Modern earthquake science now uses:
- Dense seismic networks
- Strong-motion sensors
- Global digital seismographic stations
- GPS/GNSS ground-motion monitoring
- Creepmeters and strainmeters
- Satellite InSAR deformation mapping
- Earthquake early warning systems
- ShakeMap and PAGER impact products
- Tsunami warning networks
- Public felt reports
- Cloud computing
- Machine learning and automated detection
- Long-term seismic hazard models
These tools do not allow exact earthquake prediction, but they do help scientists detect earthquakes faster, understand faults better, estimate hazards more clearly, model shaking more realistically, and communicate information more quickly.
Science Summary
Earthquakes happen when stress builds in Earth’s crust and a fault suddenly slips. The energy travels outward as seismic waves. P waves arrive first, followed by S waves and surface waves that often produce stronger shaking. Magnitude describes the size of the earthquake source, while intensity describes shaking and effects at a specific location.
Earthquake hazards include ground shaking, surface rupture, aftershocks, liquefaction, landslides, tsunamis, fires, and infrastructure disruption. The amount of damage depends not only on the earthquake, but also on distance, depth, soil, building conditions, population exposure, and local geography.
Earthquake forecasting is different from prediction. Scientists cannot reliably predict the exact time, location, and magnitude of a future major earthquake.

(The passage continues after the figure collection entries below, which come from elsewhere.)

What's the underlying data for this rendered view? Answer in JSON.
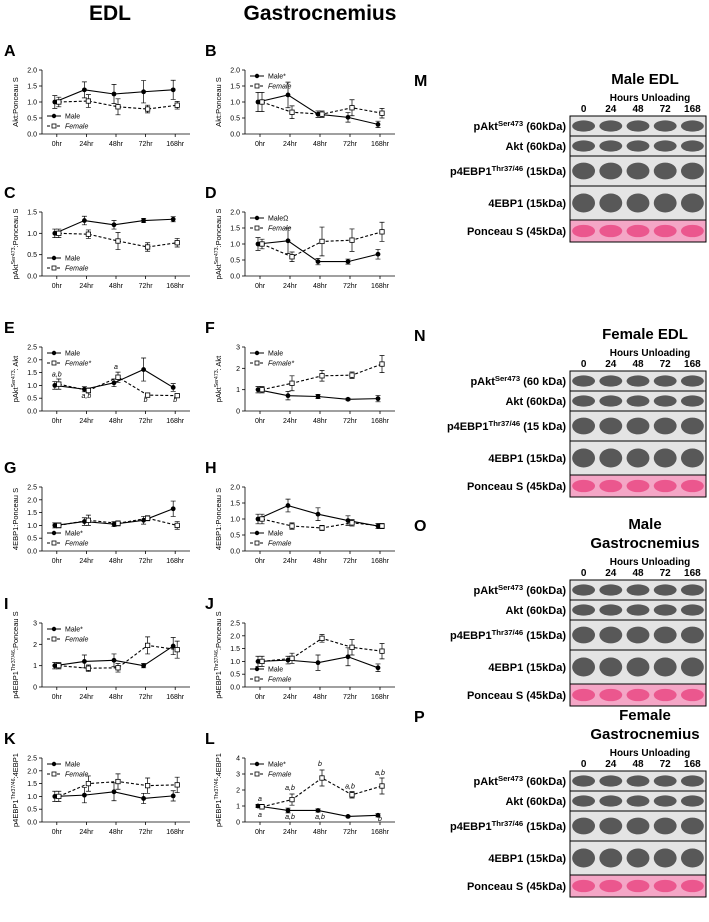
{
  "headers": [
    "EDL",
    "Gastrocnemius"
  ],
  "chart_data": [
    {
      "type": "line",
      "letter": "A",
      "ylabel": [
        "Akt:Ponceau S"
      ],
      "legend": "lower left",
      "categories": [
        "0hr",
        "24hr",
        "48hr",
        "72hr",
        "168hr"
      ],
      "ylim": [
        0,
        2
      ],
      "yticks": [
        {
          "value": 0,
          "label": "0.0"
        },
        0.5,
        {
          "value": 1,
          "label": "1.0"
        },
        1.5,
        {
          "value": 2,
          "label": "2.0"
        }
      ],
      "series": [
        {
          "name": "Male",
          "color": "#000000",
          "dash": false,
          "values": [
            1.0,
            1.38,
            1.25,
            1.32,
            1.38
          ],
          "errors": [
            0.2,
            0.25,
            0.3,
            0.35,
            0.3
          ]
        },
        {
          "name": "Female",
          "color": "#000000",
          "dash": true,
          "values": [
            1.0,
            1.03,
            0.85,
            0.78,
            0.9
          ],
          "errors": [
            0.15,
            0.2,
            0.25,
            0.12,
            0.12
          ]
        }
      ]
    },
    {
      "type": "line",
      "letter": "B",
      "ylabel": [
        "Akt:Ponceau S"
      ],
      "legend": "upper left",
      "categories": [
        "0hr",
        "24hr",
        "48hr",
        "72hr",
        "168hr"
      ],
      "ylim": [
        0,
        2
      ],
      "yticks": [
        {
          "value": 0,
          "label": "0.0"
        },
        0.5,
        {
          "value": 1,
          "label": "1.0"
        },
        1.5,
        {
          "value": 2,
          "label": "2.0"
        }
      ],
      "series": [
        {
          "name": "Male*",
          "color": "#000000",
          "dash": false,
          "values": [
            1.0,
            1.22,
            0.62,
            0.52,
            0.3
          ],
          "errors": [
            0.3,
            0.4,
            0.1,
            0.15,
            0.1
          ]
        },
        {
          "name": "Female",
          "color": "#000000",
          "dash": true,
          "values": [
            1.0,
            0.68,
            0.62,
            0.82,
            0.65
          ],
          "errors": [
            0.3,
            0.2,
            0.1,
            0.25,
            0.15
          ]
        }
      ]
    },
    {
      "type": "line",
      "letter": "C",
      "ylabel": [
        "pAkt",
        "Ser473",
        ":Ponceau S"
      ],
      "legend": "lower left",
      "categories": [
        "0hr",
        "24hr",
        "48hr",
        "72hr",
        "168hr"
      ],
      "ylim": [
        0,
        1.5
      ],
      "yticks": [
        {
          "value": 0,
          "label": "0.0"
        },
        0.5,
        {
          "value": 1,
          "label": "1.0"
        },
        1.5
      ],
      "series": [
        {
          "name": "Male",
          "color": "#000000",
          "dash": false,
          "values": [
            1.0,
            1.3,
            1.2,
            1.3,
            1.33
          ],
          "errors": [
            0.1,
            0.1,
            0.1,
            0.05,
            0.06
          ]
        },
        {
          "name": "Female",
          "color": "#000000",
          "dash": true,
          "values": [
            1.0,
            0.98,
            0.82,
            0.68,
            0.78
          ],
          "errors": [
            0.1,
            0.1,
            0.2,
            0.1,
            0.1
          ]
        }
      ]
    },
    {
      "type": "line",
      "letter": "D",
      "ylabel": [
        "pAkt",
        "Ser473",
        ":Ponceau S"
      ],
      "legend": "upper left",
      "categories": [
        "0hr",
        "24hr",
        "48hr",
        "72hr",
        "168hr"
      ],
      "ylim": [
        0,
        2
      ],
      "yticks": [
        {
          "value": 0,
          "label": "0.0"
        },
        0.5,
        {
          "value": 1,
          "label": "1.0"
        },
        1.5,
        {
          "value": 2,
          "label": "2.0"
        }
      ],
      "series": [
        {
          "name": "MaleΩ",
          "color": "#000000",
          "dash": false,
          "values": [
            1.0,
            1.1,
            0.45,
            0.45,
            0.68
          ],
          "errors": [
            0.2,
            0.4,
            0.1,
            0.08,
            0.15
          ]
        },
        {
          "name": "Female",
          "color": "#000000",
          "dash": true,
          "values": [
            1.0,
            0.6,
            1.08,
            1.12,
            1.38
          ],
          "errors": [
            0.15,
            0.15,
            0.45,
            0.35,
            0.3
          ]
        }
      ]
    },
    {
      "type": "line",
      "letter": "E",
      "ylabel": [
        "pAkt",
        "Ser473",
        ": Akt"
      ],
      "legend": "upper left",
      "categories": [
        "0hr",
        "24hr",
        "48hr",
        "72hr",
        "168hr"
      ],
      "ylim": [
        0,
        2.5
      ],
      "yticks": [
        {
          "value": 0,
          "label": "0.0"
        },
        0.5,
        {
          "value": 1,
          "label": "1.0"
        },
        1.5,
        {
          "value": 2,
          "label": "2.0"
        },
        2.5
      ],
      "series": [
        {
          "name": "Male",
          "color": "#000000",
          "dash": false,
          "values": [
            1.0,
            0.85,
            1.1,
            1.62,
            0.92
          ],
          "errors": [
            0.15,
            0.1,
            0.15,
            0.45,
            0.15
          ]
        },
        {
          "name": "Female*",
          "color": "#000000",
          "dash": true,
          "values": [
            1.05,
            0.8,
            1.32,
            0.62,
            0.6
          ],
          "errors": [
            0.2,
            0.1,
            0.2,
            0.08,
            0.05
          ]
        }
      ],
      "annotations": [
        {
          "x": 0,
          "y": 1.35,
          "text": "a,b"
        },
        {
          "x": 1,
          "y": 0.5,
          "text": "a,b"
        },
        {
          "x": 2,
          "y": 1.65,
          "text": "a"
        },
        {
          "x": 3,
          "y": 0.35,
          "text": "b"
        },
        {
          "x": 4,
          "y": 0.35,
          "text": "b"
        }
      ]
    },
    {
      "type": "line",
      "letter": "F",
      "ylabel": [
        "pAkt",
        "Ser473",
        ": Akt"
      ],
      "legend": "upper left",
      "categories": [
        "0hr",
        "24hr",
        "48hr",
        "72hr",
        "168hr"
      ],
      "ylim": [
        0,
        3
      ],
      "yticks": [
        0,
        1,
        2,
        3
      ],
      "series": [
        {
          "name": "Male",
          "color": "#000000",
          "dash": false,
          "values": [
            1.0,
            0.72,
            0.68,
            0.55,
            0.58
          ],
          "errors": [
            0.15,
            0.2,
            0.1,
            0.05,
            0.15
          ]
        },
        {
          "name": "Female*",
          "color": "#000000",
          "dash": true,
          "values": [
            1.0,
            1.3,
            1.65,
            1.68,
            2.2
          ],
          "errors": [
            0.15,
            0.35,
            0.25,
            0.15,
            0.4
          ]
        }
      ]
    },
    {
      "type": "line",
      "letter": "G",
      "ylabel": [
        "4EBP1:Ponceau S"
      ],
      "legend": "lower left",
      "categories": [
        "0hr",
        "24hr",
        "48hr",
        "72hr",
        "168hr"
      ],
      "ylim": [
        0,
        2.5
      ],
      "yticks": [
        {
          "value": 0,
          "label": "0.0"
        },
        0.5,
        {
          "value": 1,
          "label": "1.0"
        },
        1.5,
        {
          "value": 2,
          "label": "2.0"
        },
        2.5
      ],
      "series": [
        {
          "name": "Male*",
          "color": "#000000",
          "dash": false,
          "values": [
            1.0,
            1.15,
            1.05,
            1.2,
            1.65
          ],
          "errors": [
            0.1,
            0.15,
            0.1,
            0.15,
            0.3
          ]
        },
        {
          "name": "Female",
          "color": "#000000",
          "dash": true,
          "values": [
            1.0,
            1.2,
            1.08,
            1.28,
            1.0
          ],
          "errors": [
            0.1,
            0.2,
            0.1,
            0.1,
            0.15
          ]
        }
      ]
    },
    {
      "type": "line",
      "letter": "H",
      "ylabel": [
        "4EBP1:Ponceau S"
      ],
      "legend": "lower left",
      "categories": [
        "0hr",
        "24hr",
        "48hr",
        "72hr",
        "168hr"
      ],
      "ylim": [
        0,
        2
      ],
      "yticks": [
        {
          "value": 0,
          "label": "0.0"
        },
        0.5,
        {
          "value": 1,
          "label": "1.0"
        },
        1.5,
        {
          "value": 2,
          "label": "2.0"
        }
      ],
      "series": [
        {
          "name": "Male",
          "color": "#000000",
          "dash": false,
          "values": [
            1.0,
            1.42,
            1.15,
            0.95,
            0.78
          ],
          "errors": [
            0.15,
            0.2,
            0.2,
            0.15,
            0.08
          ]
        },
        {
          "name": "Female",
          "color": "#000000",
          "dash": true,
          "values": [
            1.0,
            0.78,
            0.72,
            0.88,
            0.78
          ],
          "errors": [
            0.15,
            0.1,
            0.08,
            0.1,
            0.08
          ]
        }
      ]
    },
    {
      "type": "line",
      "letter": "I",
      "ylabel": [
        "p4EBP1",
        "Thr37/46",
        ":Ponceau S"
      ],
      "legend": "upper left",
      "categories": [
        "0hr",
        "24hr",
        "48hr",
        "72hr",
        "168hr"
      ],
      "ylim": [
        0,
        3
      ],
      "yticks": [
        0,
        1,
        2,
        3
      ],
      "series": [
        {
          "name": "Male*",
          "color": "#000000",
          "dash": false,
          "values": [
            1.0,
            1.2,
            1.25,
            1.0,
            1.92
          ],
          "errors": [
            0.15,
            0.3,
            0.3,
            0.1,
            0.4
          ]
        },
        {
          "name": "Female",
          "color": "#000000",
          "dash": true,
          "values": [
            1.0,
            0.88,
            0.9,
            1.95,
            1.75
          ],
          "errors": [
            0.15,
            0.15,
            0.2,
            0.4,
            0.4
          ]
        }
      ]
    },
    {
      "type": "line",
      "letter": "J",
      "ylabel": [
        "p4EBP1",
        "Thr37/46",
        ":Ponceau S"
      ],
      "legend": "lower left",
      "categories": [
        "0hr",
        "24hr",
        "48hr",
        "72hr",
        "168hr"
      ],
      "ylim": [
        0,
        2.5
      ],
      "yticks": [
        {
          "value": 0,
          "label": "0.0"
        },
        0.5,
        {
          "value": 1,
          "label": "1.0"
        },
        1.5,
        {
          "value": 2,
          "label": "2.0"
        },
        2.5
      ],
      "series": [
        {
          "name": "Male",
          "color": "#000000",
          "dash": false,
          "values": [
            1.0,
            1.05,
            0.95,
            1.18,
            0.75
          ],
          "errors": [
            0.2,
            0.15,
            0.3,
            0.35,
            0.15
          ]
        },
        {
          "name": "Female",
          "color": "#000000",
          "dash": true,
          "values": [
            1.0,
            1.12,
            1.9,
            1.55,
            1.4
          ],
          "errors": [
            0.2,
            0.2,
            0.15,
            0.3,
            0.3
          ]
        }
      ]
    },
    {
      "type": "line",
      "letter": "K",
      "ylabel": [
        "p4EBP1",
        "Thr37/46",
        ":4EBP1"
      ],
      "legend": "upper left",
      "categories": [
        "0hr",
        "24hr",
        "48hr",
        "72hr",
        "168hr"
      ],
      "ylim": [
        0,
        2.5
      ],
      "yticks": [
        {
          "value": 0,
          "label": "0.0"
        },
        0.5,
        {
          "value": 1,
          "label": "1.0"
        },
        1.5,
        {
          "value": 2,
          "label": "2.0"
        },
        2.5
      ],
      "series": [
        {
          "name": "Male",
          "color": "#000000",
          "dash": false,
          "values": [
            1.0,
            1.05,
            1.18,
            0.92,
            1.02
          ],
          "errors": [
            0.2,
            0.3,
            0.35,
            0.2,
            0.2
          ]
        },
        {
          "name": "Female",
          "color": "#000000",
          "dash": true,
          "values": [
            1.0,
            1.5,
            1.58,
            1.42,
            1.45
          ],
          "errors": [
            0.2,
            0.3,
            0.3,
            0.3,
            0.3
          ]
        }
      ]
    },
    {
      "type": "line",
      "letter": "L",
      "ylabel": [
        "p4EBP1",
        "Thr37/46",
        ":4EBP1"
      ],
      "legend": "upper left",
      "categories": [
        "0hr",
        "24hr",
        "48hr",
        "72hr",
        "168hr"
      ],
      "ylim": [
        0,
        4
      ],
      "yticks": [
        0,
        1,
        2,
        3,
        4
      ],
      "series": [
        {
          "name": "Male*",
          "color": "#000000",
          "dash": false,
          "values": [
            1.0,
            0.72,
            0.72,
            0.35,
            0.42
          ],
          "errors": [
            0.1,
            0.15,
            0.1,
            0.05,
            0.1
          ]
        },
        {
          "name": "Female",
          "color": "#000000",
          "dash": true,
          "values": [
            0.95,
            1.4,
            2.75,
            1.7,
            2.25
          ],
          "errors": [
            0.15,
            0.35,
            0.5,
            0.2,
            0.5
          ]
        }
      ],
      "annotations": [
        {
          "x": 0,
          "y": 1.3,
          "text": "a"
        },
        {
          "x": 0,
          "y": 0.3,
          "text": "a"
        },
        {
          "x": 1,
          "y": 2.0,
          "text": "a,b"
        },
        {
          "x": 1,
          "y": 0.2,
          "text": "a,b"
        },
        {
          "x": 2,
          "y": 3.5,
          "text": "b"
        },
        {
          "x": 2,
          "y": 0.2,
          "text": "a,b"
        },
        {
          "x": 3,
          "y": 2.1,
          "text": "a,b"
        },
        {
          "x": 4,
          "y": 2.95,
          "text": "a,b"
        },
        {
          "x": 4,
          "y": 0.05,
          "text": "b"
        }
      ]
    }
  ],
  "blots": [
    {
      "letter": "M",
      "title": [
        "Male EDL"
      ],
      "subtitle": "Hours Unloading",
      "hours": [
        "0",
        "24",
        "48",
        "72",
        "168"
      ],
      "rows": [
        {
          "label": [
            "pAkt",
            "Ser473",
            " (60kDa)"
          ]
        },
        {
          "label": [
            "Akt (60kDa)"
          ]
        },
        {
          "label": [
            "p4EBP1",
            "Thr37/46",
            " (15kDa)"
          ]
        },
        {
          "label": [
            "4EBP1 (15kDa)"
          ]
        },
        {
          "label": [
            "Ponceau S (45kDa)"
          ],
          "pink": true
        }
      ]
    },
    {
      "letter": "N",
      "title": [
        "Female EDL"
      ],
      "subtitle": "Hours Unloading",
      "hours": [
        "0",
        "24",
        "48",
        "72",
        "168"
      ],
      "rows": [
        {
          "label": [
            "pAkt",
            "Ser473",
            " (60 kDa)"
          ]
        },
        {
          "label": [
            "Akt (60kDa)"
          ]
        },
        {
          "label": [
            "p4EBP1",
            "Thr37/46",
            " (15 kDa)"
          ]
        },
        {
          "label": [
            "4EBP1 (15kDa)"
          ]
        },
        {
          "label": [
            "Ponceau S (45kDa)"
          ],
          "pink": true
        }
      ]
    },
    {
      "letter": "O",
      "title": [
        "Male",
        "Gastrocnemius"
      ],
      "subtitle": "Hours Unloading",
      "hours": [
        "0",
        "24",
        "48",
        "72",
        "168"
      ],
      "rows": [
        {
          "label": [
            "pAkt",
            "Ser473",
            " (60kDa)"
          ]
        },
        {
          "label": [
            "Akt (60kDa)"
          ]
        },
        {
          "label": [
            "p4EBP1",
            "Thr37/46",
            " (15kDa)"
          ]
        },
        {
          "label": [
            "4EBP1 (15kDa)"
          ]
        },
        {
          "label": [
            "Ponceau S (45kDa)"
          ],
          "pink": true
        }
      ]
    },
    {
      "letter": "P",
      "title": [
        "Female",
        "Gastrocnemius"
      ],
      "subtitle": "Hours Unloading",
      "hours": [
        "0",
        "24",
        "48",
        "72",
        "168"
      ],
      "rows": [
        {
          "label": [
            "pAkt",
            "Ser473",
            " (60kDa)"
          ]
        },
        {
          "label": [
            "Akt (60kDa)"
          ]
        },
        {
          "label": [
            "p4EBP1",
            "Thr37/46",
            " (15kDa)"
          ]
        },
        {
          "label": [
            "4EBP1 (15kDa)"
          ]
        },
        {
          "label": [
            "Ponceau S (45kDa)"
          ],
          "pink": true
        }
      ]
    }
  ]
}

They can estimate long-term probabilities, produce hazard maps, issue aftershock forecasts, detect earthquakes quickly, and provide early warning in some places after an earthquake has already begun.
The most important science lesson is that earthquakes are sudden, complex geologic events. Modern technology gives us better detection, better maps, better models, faster alerts, and stronger understanding—but not perfect certainty.